A simple and inexpensive method of assessing pain developed by researchers at Massachusetts General Hospital in Boston may be better than currently used techniques for distinguishing neuropathic pain from other types of chronic back pain, according to a report in the April 7 issue of the open-access journal PLoS Medicine.

Being able to more precisely determine the underlying nature of the pain is essential to choosing the best treatment, researchers said in a press release.

“Currently, clinicians measure pain only by asking how bad it is, using scales from mild to moderate to severe, or by asking patients to rate their pain from 1 to 10,” lead investigator Joachim Scholz, MD, said in a press release. “This approach misses key characteristics that reflect the mechanisms causing the pain.”

Clifford Woolf, MD, PhD, senior investigator and director of the Neural Plasticity Research Group at Massachusetts General Hospital, added, “By evaluating individual components of pain, our method allows the creation of a ‘pain fingerprint’ for each patient.”

Neuropathy or low back pain

In order to identify specific symptoms and signs that could signify underlying pain mechanisms, the investigators enrolled a group of 187 patients with chronic pain. Some patients had neuropathy associated with diabetes or shingles, while others had low back pain with or without evidence of spinal nerve root damage, according to the press release.

These participants received an extensive medical history and physical examination, including 23 simple tests that could be conducted at the bedside or in an office visit. Distinct association patterns of pain-related symptoms and signs allowed the researchers to classify six subgroups of patients with neuropathic pain and two subgroups with non-neuropathic pain, according to the press release.

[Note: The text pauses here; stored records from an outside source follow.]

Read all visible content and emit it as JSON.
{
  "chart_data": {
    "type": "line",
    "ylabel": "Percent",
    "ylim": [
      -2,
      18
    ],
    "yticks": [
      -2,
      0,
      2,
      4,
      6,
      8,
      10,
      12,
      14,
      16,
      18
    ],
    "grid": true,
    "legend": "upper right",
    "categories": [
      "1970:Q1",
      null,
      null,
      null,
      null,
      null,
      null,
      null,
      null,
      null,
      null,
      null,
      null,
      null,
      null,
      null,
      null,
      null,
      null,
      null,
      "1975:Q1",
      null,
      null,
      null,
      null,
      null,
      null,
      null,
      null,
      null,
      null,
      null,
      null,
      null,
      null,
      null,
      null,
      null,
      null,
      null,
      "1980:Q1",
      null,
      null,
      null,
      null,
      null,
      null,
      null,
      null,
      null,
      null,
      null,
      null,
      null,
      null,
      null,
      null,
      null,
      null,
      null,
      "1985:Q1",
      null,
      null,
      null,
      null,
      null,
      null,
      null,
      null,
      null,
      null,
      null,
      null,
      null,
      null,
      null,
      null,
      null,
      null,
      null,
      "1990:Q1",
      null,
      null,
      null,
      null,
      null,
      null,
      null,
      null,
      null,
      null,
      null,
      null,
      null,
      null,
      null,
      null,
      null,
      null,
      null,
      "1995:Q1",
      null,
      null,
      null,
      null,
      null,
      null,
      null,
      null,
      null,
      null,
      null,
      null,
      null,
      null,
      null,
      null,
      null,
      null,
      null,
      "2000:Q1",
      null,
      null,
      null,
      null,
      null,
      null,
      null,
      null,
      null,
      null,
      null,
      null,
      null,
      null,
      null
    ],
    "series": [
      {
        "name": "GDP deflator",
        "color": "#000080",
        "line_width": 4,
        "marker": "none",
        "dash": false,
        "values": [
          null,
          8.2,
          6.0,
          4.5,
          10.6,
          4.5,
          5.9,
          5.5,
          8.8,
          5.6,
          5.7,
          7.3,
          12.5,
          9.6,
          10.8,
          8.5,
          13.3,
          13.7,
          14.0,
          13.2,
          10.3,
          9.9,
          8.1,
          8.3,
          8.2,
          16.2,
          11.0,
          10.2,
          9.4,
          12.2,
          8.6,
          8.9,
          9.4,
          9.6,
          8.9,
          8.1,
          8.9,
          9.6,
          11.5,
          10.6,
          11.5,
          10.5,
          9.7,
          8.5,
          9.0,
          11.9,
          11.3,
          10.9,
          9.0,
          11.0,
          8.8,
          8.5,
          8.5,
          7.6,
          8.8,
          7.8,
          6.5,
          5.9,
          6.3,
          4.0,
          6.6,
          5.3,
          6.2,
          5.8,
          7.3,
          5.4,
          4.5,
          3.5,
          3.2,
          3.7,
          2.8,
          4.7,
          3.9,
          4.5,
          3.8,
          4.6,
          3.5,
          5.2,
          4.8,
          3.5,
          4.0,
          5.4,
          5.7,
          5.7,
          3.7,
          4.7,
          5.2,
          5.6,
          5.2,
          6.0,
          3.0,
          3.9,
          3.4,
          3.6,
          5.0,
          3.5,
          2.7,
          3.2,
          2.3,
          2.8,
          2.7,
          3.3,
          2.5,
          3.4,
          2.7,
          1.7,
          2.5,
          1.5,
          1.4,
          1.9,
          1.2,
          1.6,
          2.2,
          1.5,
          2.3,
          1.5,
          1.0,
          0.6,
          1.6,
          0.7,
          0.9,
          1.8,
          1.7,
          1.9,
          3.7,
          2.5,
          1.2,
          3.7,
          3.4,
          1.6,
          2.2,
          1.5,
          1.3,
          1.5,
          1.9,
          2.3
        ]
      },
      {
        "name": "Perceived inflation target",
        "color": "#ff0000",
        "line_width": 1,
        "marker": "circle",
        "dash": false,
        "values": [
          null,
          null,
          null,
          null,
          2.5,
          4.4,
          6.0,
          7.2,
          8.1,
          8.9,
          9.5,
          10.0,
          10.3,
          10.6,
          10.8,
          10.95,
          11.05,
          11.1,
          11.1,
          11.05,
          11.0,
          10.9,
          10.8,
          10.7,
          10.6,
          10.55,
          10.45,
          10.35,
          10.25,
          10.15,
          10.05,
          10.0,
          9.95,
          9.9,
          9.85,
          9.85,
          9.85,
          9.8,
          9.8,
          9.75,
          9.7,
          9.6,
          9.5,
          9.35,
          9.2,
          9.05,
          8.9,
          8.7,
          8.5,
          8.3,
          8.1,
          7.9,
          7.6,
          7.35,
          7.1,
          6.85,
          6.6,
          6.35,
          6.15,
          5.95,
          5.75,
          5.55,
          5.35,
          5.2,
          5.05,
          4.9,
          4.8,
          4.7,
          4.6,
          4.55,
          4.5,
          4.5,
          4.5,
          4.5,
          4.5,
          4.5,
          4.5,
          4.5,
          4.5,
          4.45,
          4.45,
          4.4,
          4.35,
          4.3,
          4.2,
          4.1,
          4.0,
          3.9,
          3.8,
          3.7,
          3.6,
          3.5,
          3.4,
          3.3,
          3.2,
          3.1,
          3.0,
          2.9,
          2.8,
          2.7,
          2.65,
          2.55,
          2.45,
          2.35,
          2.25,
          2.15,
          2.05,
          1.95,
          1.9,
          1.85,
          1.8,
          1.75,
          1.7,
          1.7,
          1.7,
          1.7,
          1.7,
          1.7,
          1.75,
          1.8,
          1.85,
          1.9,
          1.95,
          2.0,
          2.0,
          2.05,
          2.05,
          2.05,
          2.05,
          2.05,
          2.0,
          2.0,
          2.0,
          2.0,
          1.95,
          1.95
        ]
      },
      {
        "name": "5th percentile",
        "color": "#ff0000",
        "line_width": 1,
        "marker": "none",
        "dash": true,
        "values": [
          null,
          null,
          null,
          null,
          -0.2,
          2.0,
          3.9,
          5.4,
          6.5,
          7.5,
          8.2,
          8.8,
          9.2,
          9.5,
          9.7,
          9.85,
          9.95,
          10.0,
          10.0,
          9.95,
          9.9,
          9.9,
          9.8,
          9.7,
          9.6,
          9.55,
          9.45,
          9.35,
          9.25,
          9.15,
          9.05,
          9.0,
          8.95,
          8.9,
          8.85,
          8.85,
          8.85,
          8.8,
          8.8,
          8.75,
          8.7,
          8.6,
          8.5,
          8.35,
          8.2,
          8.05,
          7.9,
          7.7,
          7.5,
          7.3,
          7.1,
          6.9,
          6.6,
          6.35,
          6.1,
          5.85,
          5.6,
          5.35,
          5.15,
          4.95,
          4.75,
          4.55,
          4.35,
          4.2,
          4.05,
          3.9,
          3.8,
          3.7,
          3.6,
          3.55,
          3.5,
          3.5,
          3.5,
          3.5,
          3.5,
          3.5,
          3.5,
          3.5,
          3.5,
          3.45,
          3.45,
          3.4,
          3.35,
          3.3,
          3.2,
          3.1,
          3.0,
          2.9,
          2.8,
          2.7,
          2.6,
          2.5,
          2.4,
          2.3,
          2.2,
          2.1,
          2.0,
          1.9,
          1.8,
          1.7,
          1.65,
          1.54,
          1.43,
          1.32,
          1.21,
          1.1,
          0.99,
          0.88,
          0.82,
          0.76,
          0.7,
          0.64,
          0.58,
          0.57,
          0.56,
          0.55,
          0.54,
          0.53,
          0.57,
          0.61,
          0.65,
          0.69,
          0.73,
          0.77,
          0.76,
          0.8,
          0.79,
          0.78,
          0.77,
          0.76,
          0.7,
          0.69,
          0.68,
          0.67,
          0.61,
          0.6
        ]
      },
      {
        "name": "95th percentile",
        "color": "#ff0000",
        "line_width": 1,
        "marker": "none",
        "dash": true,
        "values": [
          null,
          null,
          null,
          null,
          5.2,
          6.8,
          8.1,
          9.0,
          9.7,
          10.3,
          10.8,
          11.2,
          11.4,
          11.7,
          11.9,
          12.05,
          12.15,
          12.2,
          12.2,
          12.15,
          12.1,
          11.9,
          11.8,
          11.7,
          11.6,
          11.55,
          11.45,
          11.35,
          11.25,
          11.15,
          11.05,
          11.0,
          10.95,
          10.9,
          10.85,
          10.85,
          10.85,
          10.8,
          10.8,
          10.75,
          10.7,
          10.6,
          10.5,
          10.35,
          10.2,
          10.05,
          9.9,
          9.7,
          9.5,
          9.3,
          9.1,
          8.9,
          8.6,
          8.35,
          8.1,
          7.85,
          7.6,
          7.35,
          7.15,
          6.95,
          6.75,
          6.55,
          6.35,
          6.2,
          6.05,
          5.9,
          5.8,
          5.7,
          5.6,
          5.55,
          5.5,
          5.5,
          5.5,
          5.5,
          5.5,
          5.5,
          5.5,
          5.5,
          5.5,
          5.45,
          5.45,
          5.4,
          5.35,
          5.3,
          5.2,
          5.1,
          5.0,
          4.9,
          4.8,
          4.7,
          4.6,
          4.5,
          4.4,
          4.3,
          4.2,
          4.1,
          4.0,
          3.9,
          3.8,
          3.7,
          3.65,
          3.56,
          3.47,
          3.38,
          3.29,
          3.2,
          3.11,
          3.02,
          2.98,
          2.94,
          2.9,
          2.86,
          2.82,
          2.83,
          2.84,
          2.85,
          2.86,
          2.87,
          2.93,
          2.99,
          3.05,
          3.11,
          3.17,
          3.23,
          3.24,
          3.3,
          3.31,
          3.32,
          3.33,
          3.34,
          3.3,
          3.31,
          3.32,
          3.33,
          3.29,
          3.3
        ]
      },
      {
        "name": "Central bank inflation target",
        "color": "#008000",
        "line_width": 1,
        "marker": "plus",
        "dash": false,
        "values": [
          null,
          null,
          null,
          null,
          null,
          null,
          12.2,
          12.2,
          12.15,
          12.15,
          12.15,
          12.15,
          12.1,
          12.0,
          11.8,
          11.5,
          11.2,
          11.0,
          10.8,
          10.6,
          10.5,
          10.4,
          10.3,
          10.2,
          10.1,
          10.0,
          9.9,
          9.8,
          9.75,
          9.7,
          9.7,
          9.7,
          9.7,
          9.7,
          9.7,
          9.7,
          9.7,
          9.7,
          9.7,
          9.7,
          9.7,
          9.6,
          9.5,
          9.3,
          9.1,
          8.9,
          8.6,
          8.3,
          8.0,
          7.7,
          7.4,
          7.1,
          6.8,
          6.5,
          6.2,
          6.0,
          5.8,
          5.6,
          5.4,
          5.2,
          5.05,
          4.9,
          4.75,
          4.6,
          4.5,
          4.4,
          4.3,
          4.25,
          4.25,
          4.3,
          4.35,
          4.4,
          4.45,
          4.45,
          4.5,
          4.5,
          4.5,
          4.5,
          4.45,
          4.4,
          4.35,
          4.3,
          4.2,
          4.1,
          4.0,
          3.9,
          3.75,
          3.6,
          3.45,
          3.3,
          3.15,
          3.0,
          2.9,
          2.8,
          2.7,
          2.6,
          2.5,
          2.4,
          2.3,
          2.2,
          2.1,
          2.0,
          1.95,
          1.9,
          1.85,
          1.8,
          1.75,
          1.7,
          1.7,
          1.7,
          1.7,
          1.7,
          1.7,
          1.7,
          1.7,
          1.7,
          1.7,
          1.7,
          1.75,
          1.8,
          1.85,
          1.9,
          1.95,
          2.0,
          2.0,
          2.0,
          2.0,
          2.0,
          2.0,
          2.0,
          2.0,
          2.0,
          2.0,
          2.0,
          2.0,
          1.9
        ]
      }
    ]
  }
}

Based on a detailed analysis of these results, the research team — which also included investigators from England and Switzerland — developed the Standardized Evaluation of Pain (StEP), a set of 6 questions and 10 physical tests that best discriminated between neuropathic and non-neuropathic pain.

To determine whether or not their pain was neuropathic, patients were evaluated by an interdisciplinary team of two physicians (a neurosurgeon and a rheumatologist) and a physical therapist. Participants then received the StEP assessment from a specially trained investigator not informed of the results of the clinical evaluation.

Better than existing tests

Not only was the 10- to 15-minute StEP assessment able to accurately determine whether or not a participant's back pain was neuropathic; it was also superior to an existing screening test for neuropathic pain and even to MR imaging of the spine, which can be misleading since many people have visible degeneration of spinal discs with little or no pain, Scholz said in the press release.

“The treatment of neuropathic and non-neuropathic pain is quite different, and if a diagnosis is wrong, patients may receive treatment, including surgery, that does not improve their pain,” he said in the press release. “We showed that StEP is a valuable diagnostic tool for low back pain, and we will conduct further studies to determine the usefulness of our clinical approach in other types of pain.”